Assembly of systems (from Workstation to blade systems) including clusters when necessary
Inspect and perform quality control on outgoing finished-goods
Help provide front-line technical support for hardware via phone & email
-Configuration of system OS software, Linux & Windows clustering of assembled cluster systems
Maintenance of internal equipment (internal clusters, Workstation OS Updates, Domain Controller, Etc)
Help provide front-line technical support for software via phone & email
What You Need for this Position
More Than 5 Years of experience and knowledge of:
10+ years Windows desktop and server support experience in local and global sites.

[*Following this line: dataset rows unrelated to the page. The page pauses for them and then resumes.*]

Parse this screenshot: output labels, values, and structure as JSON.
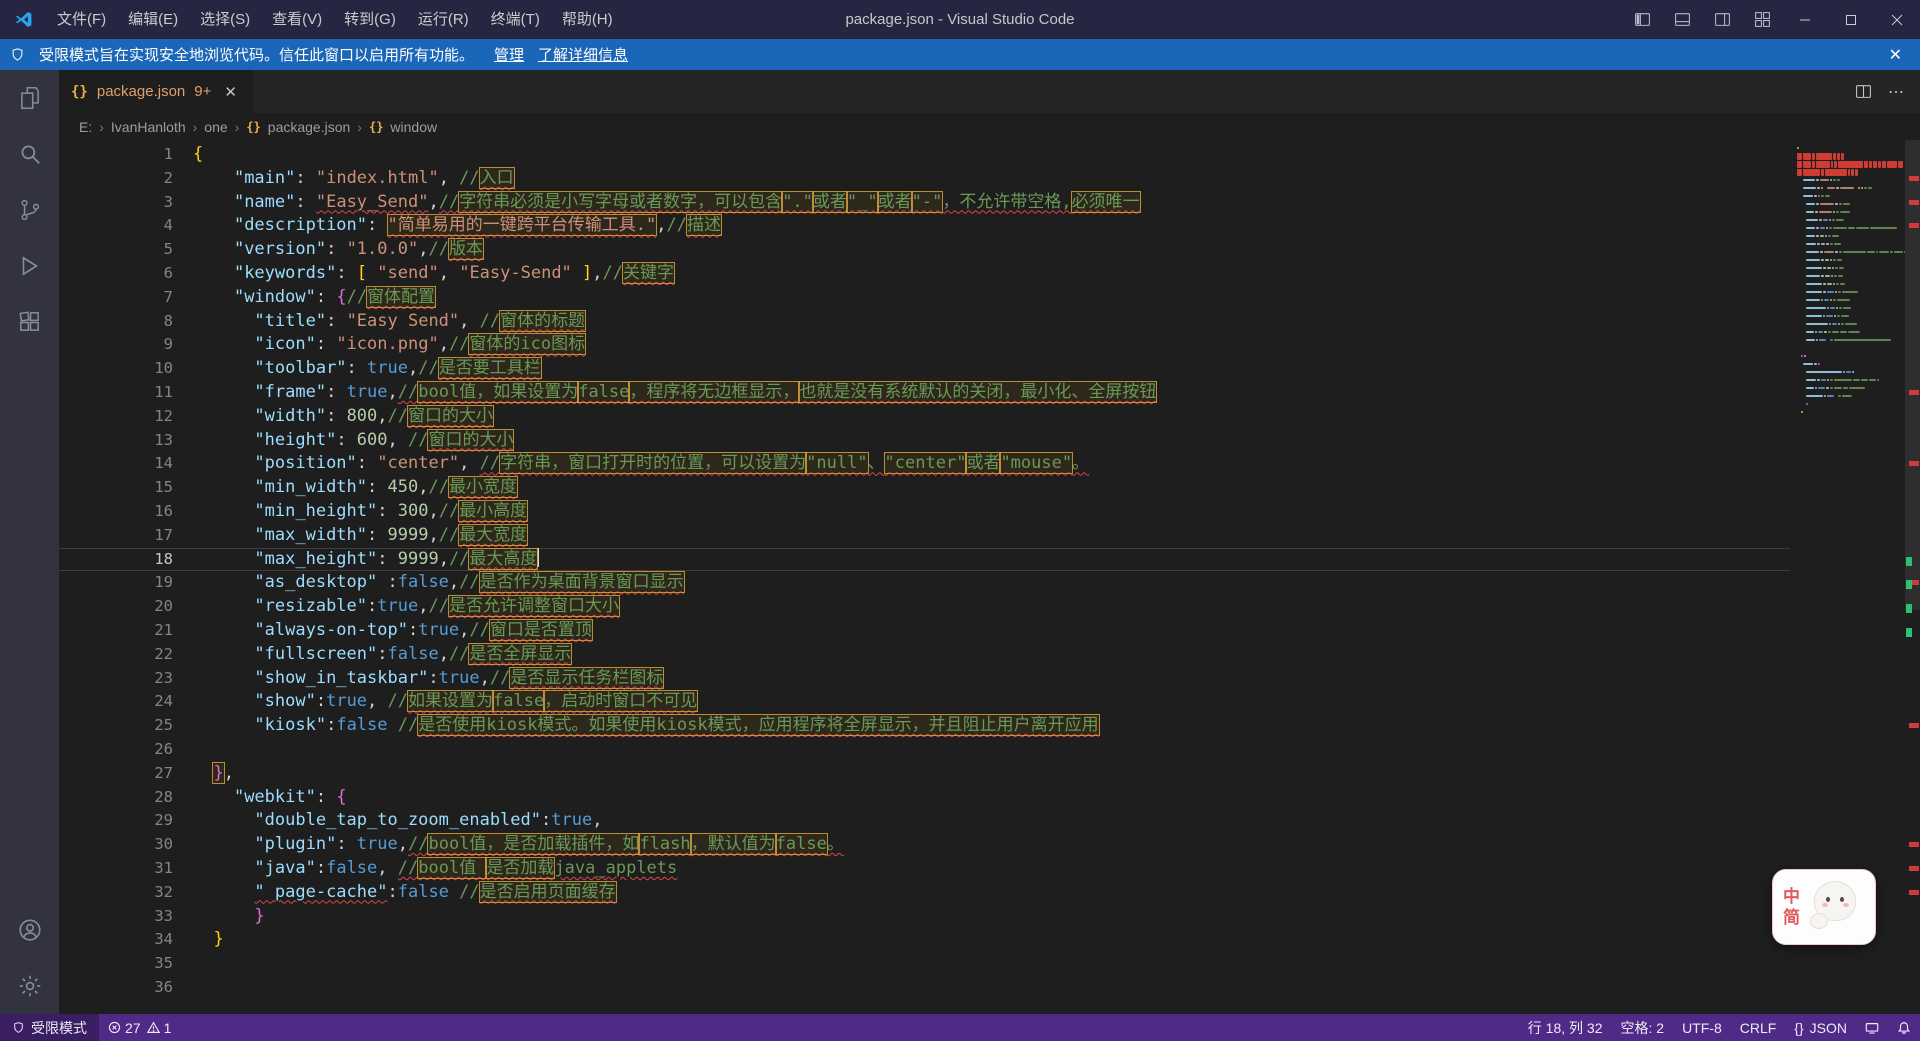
{
  "titlebar": {
    "title": "package.json - Visual Studio Code",
    "menus": [
      "文件(F)",
      "编辑(E)",
      "选择(S)",
      "查看(V)",
      "转到(G)",
      "运行(R)",
      "终端(T)",
      "帮助(H)"
    ]
  },
  "banner": {
    "message": "受限模式旨在实现安全地浏览代码。信任此窗口以启用所有功能。",
    "manage_link": "管理",
    "learn_more_link": "了解详细信息",
    "close": "✕"
  },
  "activitybar": {
    "icons": [
      "explorer-icon",
      "search-icon",
      "source-control-icon",
      "run-debug-icon",
      "extensions-icon",
      "account-icon",
      "settings-gear-icon"
    ]
  },
  "tab": {
    "braces_icon": "{}",
    "label": "package.json",
    "badge": "9+",
    "close": "✕"
  },
  "editor_actions": {
    "more": "⋯"
  },
  "breadcrumb": {
    "segments": [
      "E:",
      "IvanHanloth",
      "one",
      "package.json",
      "window"
    ],
    "separator": "›",
    "braces_icon": "{}"
  },
  "editor": {
    "current_line": 18,
    "error_lines": [
      2,
      3,
      4
    ],
    "overview_errors": [
      2,
      3,
      4,
      11,
      14,
      19,
      25,
      30,
      31,
      32
    ],
    "overview_greens": [
      18,
      19,
      20,
      21
    ],
    "lines": [
      {
        "n": 1,
        "t": [
          [
            "{",
            "br1"
          ]
        ]
      },
      {
        "n": 2,
        "t": [
          [
            "    ",
            ""
          ],
          [
            "\"main\"",
            "k"
          ],
          [
            ": ",
            "p"
          ],
          [
            "\"index.html\"",
            "s"
          ],
          [
            ", ",
            "p"
          ],
          [
            "//",
            "c"
          ],
          [
            "入口",
            "c box sq"
          ]
        ]
      },
      {
        "n": 3,
        "t": [
          [
            "    ",
            ""
          ],
          [
            "\"name\"",
            "k"
          ],
          [
            ": ",
            "p"
          ],
          [
            "\"Easy_Send\"",
            "s sq"
          ],
          [
            ",",
            "p"
          ],
          [
            "//",
            "c sq"
          ],
          [
            "字符串必须是小写字母或者数字，可以包含",
            "c box sq"
          ],
          [
            "\".\"",
            "c box sq"
          ],
          [
            "或者",
            "c box sq"
          ],
          [
            "\"_\"",
            "c box sq"
          ],
          [
            "或者",
            "c box sq"
          ],
          [
            "\"-\"",
            "c box sq"
          ],
          [
            "，不允许带空格,",
            "c sq"
          ],
          [
            "必须唯一",
            "c box sq"
          ]
        ]
      },
      {
        "n": 4,
        "t": [
          [
            "    ",
            ""
          ],
          [
            "\"description\"",
            "k"
          ],
          [
            ": ",
            "p"
          ],
          [
            "\"简单易用的一键跨平台传输工具.\"",
            "s box sq"
          ],
          [
            ",",
            "p"
          ],
          [
            "//",
            "c"
          ],
          [
            "描述",
            "c box sq"
          ]
        ]
      },
      {
        "n": 5,
        "t": [
          [
            "    ",
            ""
          ],
          [
            "\"version\"",
            "k"
          ],
          [
            ": ",
            "p"
          ],
          [
            "\"1.0.0\"",
            "s"
          ],
          [
            ",",
            "p"
          ],
          [
            "//",
            "c"
          ],
          [
            "版本",
            "c box sq"
          ]
        ]
      },
      {
        "n": 6,
        "t": [
          [
            "    ",
            ""
          ],
          [
            "\"keywords\"",
            "k"
          ],
          [
            ": ",
            "p"
          ],
          [
            "[",
            "br1"
          ],
          [
            " ",
            "p"
          ],
          [
            "\"send\"",
            "s"
          ],
          [
            ", ",
            "p"
          ],
          [
            "\"Easy-Send\"",
            "s"
          ],
          [
            " ",
            "p"
          ],
          [
            "]",
            "br1"
          ],
          [
            ",",
            "p"
          ],
          [
            "//",
            "c"
          ],
          [
            "关键字",
            "c box sq"
          ]
        ]
      },
      {
        "n": 7,
        "t": [
          [
            "    ",
            ""
          ],
          [
            "\"window\"",
            "k"
          ],
          [
            ": ",
            "p"
          ],
          [
            "{",
            "br2"
          ],
          [
            "//",
            "c"
          ],
          [
            "窗体配置",
            "c box sq"
          ]
        ]
      },
      {
        "n": 8,
        "t": [
          [
            "      ",
            ""
          ],
          [
            "\"title\"",
            "k"
          ],
          [
            ": ",
            "p"
          ],
          [
            "\"Easy Send\"",
            "s"
          ],
          [
            ", ",
            "p"
          ],
          [
            "//",
            "c"
          ],
          [
            "窗体的标题",
            "c box sq"
          ]
        ]
      },
      {
        "n": 9,
        "t": [
          [
            "      ",
            ""
          ],
          [
            "\"icon\"",
            "k"
          ],
          [
            ": ",
            "p"
          ],
          [
            "\"icon.png\"",
            "s"
          ],
          [
            ",",
            "p"
          ],
          [
            "//",
            "c"
          ],
          [
            "窗体的ico图标",
            "c box sq"
          ]
        ]
      },
      {
        "n": 10,
        "t": [
          [
            "      ",
            ""
          ],
          [
            "\"toolbar\"",
            "k"
          ],
          [
            ": ",
            "p"
          ],
          [
            "true",
            "b"
          ],
          [
            ",",
            "p"
          ],
          [
            "//",
            "c"
          ],
          [
            "是否要工具栏",
            "c box sq"
          ]
        ]
      },
      {
        "n": 11,
        "t": [
          [
            "      ",
            ""
          ],
          [
            "\"frame\"",
            "k"
          ],
          [
            ": ",
            "p"
          ],
          [
            "true",
            "b"
          ],
          [
            ",",
            "p"
          ],
          [
            "//",
            "c sq"
          ],
          [
            "bool值，如果设置为",
            "c box sq"
          ],
          [
            "false",
            "c box sq"
          ],
          [
            "，程序将无边框显示，",
            "c box sq"
          ],
          [
            "也就是没有系统默认的关闭，最小化、全屏按钮",
            "c box sq"
          ]
        ]
      },
      {
        "n": 12,
        "t": [
          [
            "      ",
            ""
          ],
          [
            "\"width\"",
            "k"
          ],
          [
            ": ",
            "p"
          ],
          [
            "800",
            "n"
          ],
          [
            ",",
            "p"
          ],
          [
            "//",
            "c"
          ],
          [
            "窗口的大小",
            "c box sq"
          ]
        ]
      },
      {
        "n": 13,
        "t": [
          [
            "      ",
            ""
          ],
          [
            "\"height\"",
            "k"
          ],
          [
            ": ",
            "p"
          ],
          [
            "600",
            "n"
          ],
          [
            ", ",
            "p"
          ],
          [
            "//",
            "c"
          ],
          [
            "窗口的大小",
            "c box sq"
          ]
        ]
      },
      {
        "n": 14,
        "t": [
          [
            "      ",
            ""
          ],
          [
            "\"position\"",
            "k"
          ],
          [
            ": ",
            "p"
          ],
          [
            "\"center\"",
            "s"
          ],
          [
            ", ",
            "p"
          ],
          [
            "//",
            "c sq"
          ],
          [
            "字符串，窗口打开时的位置，可以设置为",
            "c box sq"
          ],
          [
            "\"null\"",
            "c box sq"
          ],
          [
            "、",
            "c sq"
          ],
          [
            "\"center\"",
            "c box sq"
          ],
          [
            "或者",
            "c box sq"
          ],
          [
            "\"mouse\"",
            "c box sq"
          ],
          [
            "。",
            "c sq"
          ]
        ]
      },
      {
        "n": 15,
        "t": [
          [
            "      ",
            ""
          ],
          [
            "\"min_width\"",
            "k"
          ],
          [
            ": ",
            "p"
          ],
          [
            "450",
            "n"
          ],
          [
            ",",
            "p"
          ],
          [
            "//",
            "c"
          ],
          [
            "最小宽度",
            "c box sq"
          ]
        ]
      },
      {
        "n": 16,
        "t": [
          [
            "      ",
            ""
          ],
          [
            "\"min_height\"",
            "k"
          ],
          [
            ": ",
            "p"
          ],
          [
            "300",
            "n"
          ],
          [
            ",",
            "p"
          ],
          [
            "//",
            "c"
          ],
          [
            "最小高度",
            "c box sq"
          ]
        ]
      },
      {
        "n": 17,
        "t": [
          [
            "      ",
            ""
          ],
          [
            "\"max_width\"",
            "k"
          ],
          [
            ": ",
            "p"
          ],
          [
            "9999",
            "n"
          ],
          [
            ",",
            "p"
          ],
          [
            "//",
            "c"
          ],
          [
            "最大宽度",
            "c box sq"
          ]
        ]
      },
      {
        "n": 18,
        "t": [
          [
            "      ",
            ""
          ],
          [
            "\"max_height\"",
            "k"
          ],
          [
            ": ",
            "p"
          ],
          [
            "9999",
            "n"
          ],
          [
            ",",
            "p"
          ],
          [
            "//",
            "c"
          ],
          [
            "最大高度",
            "c box sq"
          ]
        ]
      },
      {
        "n": 19,
        "t": [
          [
            "      ",
            ""
          ],
          [
            "\"as_desktop\"",
            "k"
          ],
          [
            " :",
            "p"
          ],
          [
            "false",
            "b"
          ],
          [
            ",",
            "p"
          ],
          [
            "//",
            "c"
          ],
          [
            "是否作为桌面背景窗口显示",
            "c box sq"
          ]
        ]
      },
      {
        "n": 20,
        "t": [
          [
            "      ",
            ""
          ],
          [
            "\"resizable\"",
            "k"
          ],
          [
            ":",
            "p"
          ],
          [
            "true",
            "b"
          ],
          [
            ",",
            "p"
          ],
          [
            "//",
            "c"
          ],
          [
            "是否允许调整窗口大小",
            "c box sq"
          ]
        ]
      },
      {
        "n": 21,
        "t": [
          [
            "      ",
            ""
          ],
          [
            "\"always-on-top\"",
            "k"
          ],
          [
            ":",
            "p"
          ],
          [
            "true",
            "b"
          ],
          [
            ",",
            "p"
          ],
          [
            "//",
            "c"
          ],
          [
            "窗口是否置顶",
            "c box sq"
          ]
        ]
      },
      {
        "n": 22,
        "t": [
          [
            "      ",
            ""
          ],
          [
            "\"fullscreen\"",
            "k"
          ],
          [
            ":",
            "p"
          ],
          [
            "false",
            "b"
          ],
          [
            ",",
            "p"
          ],
          [
            "//",
            "c"
          ],
          [
            "是否全屏显示",
            "c box sq"
          ]
        ]
      },
      {
        "n": 23,
        "t": [
          [
            "      ",
            ""
          ],
          [
            "\"show_in_taskbar\"",
            "k"
          ],
          [
            ":",
            "p"
          ],
          [
            "true",
            "b"
          ],
          [
            ",",
            "p"
          ],
          [
            "//",
            "c"
          ],
          [
            "是否显示任务栏图标",
            "c box sq"
          ]
        ]
      },
      {
        "n": 24,
        "t": [
          [
            "      ",
            ""
          ],
          [
            "\"show\"",
            "k"
          ],
          [
            ":",
            "p"
          ],
          [
            "true",
            "b"
          ],
          [
            ", ",
            "p"
          ],
          [
            "//",
            "c"
          ],
          [
            "如果设置为",
            "c box sq"
          ],
          [
            "false",
            "c box sq"
          ],
          [
            "，启动时窗口不可见",
            "c box sq"
          ]
        ]
      },
      {
        "n": 25,
        "t": [
          [
            "      ",
            ""
          ],
          [
            "\"kiosk\"",
            "k"
          ],
          [
            ":",
            "p"
          ],
          [
            "false",
            "b"
          ],
          [
            " ",
            "p"
          ],
          [
            "//",
            "c"
          ],
          [
            "是否使用kiosk模式。如果使用kiosk模式，应用程序将全屏显示，并且阻止用户离开应用",
            "c box sq"
          ]
        ]
      },
      {
        "n": 26,
        "t": []
      },
      {
        "n": 27,
        "t": [
          [
            "  ",
            ""
          ],
          [
            "}",
            "br2 box"
          ],
          [
            ",",
            "p"
          ]
        ]
      },
      {
        "n": 28,
        "t": [
          [
            "    ",
            ""
          ],
          [
            "\"webkit\"",
            "k"
          ],
          [
            ": ",
            "p"
          ],
          [
            "{",
            "br2"
          ]
        ]
      },
      {
        "n": 29,
        "t": [
          [
            "      ",
            ""
          ],
          [
            "\"double_tap_to_zoom_enabled\"",
            "k"
          ],
          [
            ":",
            "p"
          ],
          [
            "true",
            "b"
          ],
          [
            ",",
            "p"
          ]
        ]
      },
      {
        "n": 30,
        "t": [
          [
            "      ",
            ""
          ],
          [
            "\"plugin\"",
            "k"
          ],
          [
            ": ",
            "p"
          ],
          [
            "true",
            "b"
          ],
          [
            ",",
            "p"
          ],
          [
            "//",
            "c sq"
          ],
          [
            "bool值，是否加载插件，如",
            "c box sq"
          ],
          [
            "flash",
            "c box sq"
          ],
          [
            "，默认值为",
            "c box sq"
          ],
          [
            "false",
            "c box sq"
          ],
          [
            "。",
            "c sq"
          ]
        ]
      },
      {
        "n": 31,
        "t": [
          [
            "      ",
            ""
          ],
          [
            "\"java\"",
            "k"
          ],
          [
            ":",
            "p"
          ],
          [
            "false",
            "b"
          ],
          [
            ", ",
            "p"
          ],
          [
            "//",
            "c sq"
          ],
          [
            "bool值 ",
            "c box sq"
          ],
          [
            "是否加载",
            "c box sq"
          ],
          [
            "java_applets",
            "c sq"
          ]
        ]
      },
      {
        "n": 32,
        "t": [
          [
            "      ",
            ""
          ],
          [
            "\" page-cache\"",
            "k sq"
          ],
          [
            ":",
            "p"
          ],
          [
            "false",
            "b"
          ],
          [
            " ",
            "p"
          ],
          [
            "//",
            "c"
          ],
          [
            "是否启用页面缓存",
            "c box sq"
          ]
        ]
      },
      {
        "n": 33,
        "t": [
          [
            "      ",
            ""
          ],
          [
            "}",
            "br2"
          ]
        ]
      },
      {
        "n": 34,
        "t": [
          [
            "  ",
            ""
          ],
          [
            "}",
            "br1"
          ]
        ]
      },
      {
        "n": 35,
        "t": []
      },
      {
        "n": 36,
        "t": []
      }
    ]
  },
  "statusbar": {
    "restricted": "受限模式",
    "errors": "27",
    "warnings": "1",
    "cursor": "行 18, 列 32",
    "indent": "空格: 2",
    "encoding": "UTF-8",
    "eol": "CRLF",
    "language_icon": "{}",
    "language": "JSON"
  },
  "ime": {
    "top": "中",
    "bottom": "简"
  }
}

Solid working knowledge and troubleshooting skills with x86 server, workstation and printers.
Comfortable with remote management tools in RHEL/CentOS, SUSE and Windows environments.
Familiar with Virtualization and cloud technologies including VMWare, KVM, Hyper-V and Openstack.
Designed, deployed and tuning multiple HPC clusters to meet production schedule in timely fashion.
Demonstrated self-learning ability to adopt new technologies quickly, Ex. Familiar with Docker in 3 days.
10+ years Windows server (Windows 2000 to 2012 R2) implementation and supporting experience
Windows domain server set up and migrated from 2000/2003 to 2008 and later to 2012 R2
Exchange server 2003 set up and migrated it to Exchange 2010 and 2013 HA
Set up and manage windows features like Group police, DNS, File permission, print service, FTP, Hyper-V, PowerShell, WSUS and SCCM
Level-3 desktop support experience with Windows XP, Win7&8 and Window10
10 years server hardware troubleshooting and performance tuning experience
Comprehensive understanding of latest and previous x86 server hardware from Xeon 5400/5500/5600 to Sandy bridge/Ivy bridge/Haswell/SkyLake crossing all E7/E5/E3 architectures
Excellent knowledge of different cutting-edge hardware platforms from Supermicro, Intel PCSD, Tyan, Quanta, Foxconn, ASUS, Gigabyte, Wiwynn, AIC, Gooxi and etc.
Familiar with Open Compute Project hardware, like server, storage, racks and data center power and cooling
Hands-on Server validating/Benchmarking tools like memtest, iozone, Passmark and etc.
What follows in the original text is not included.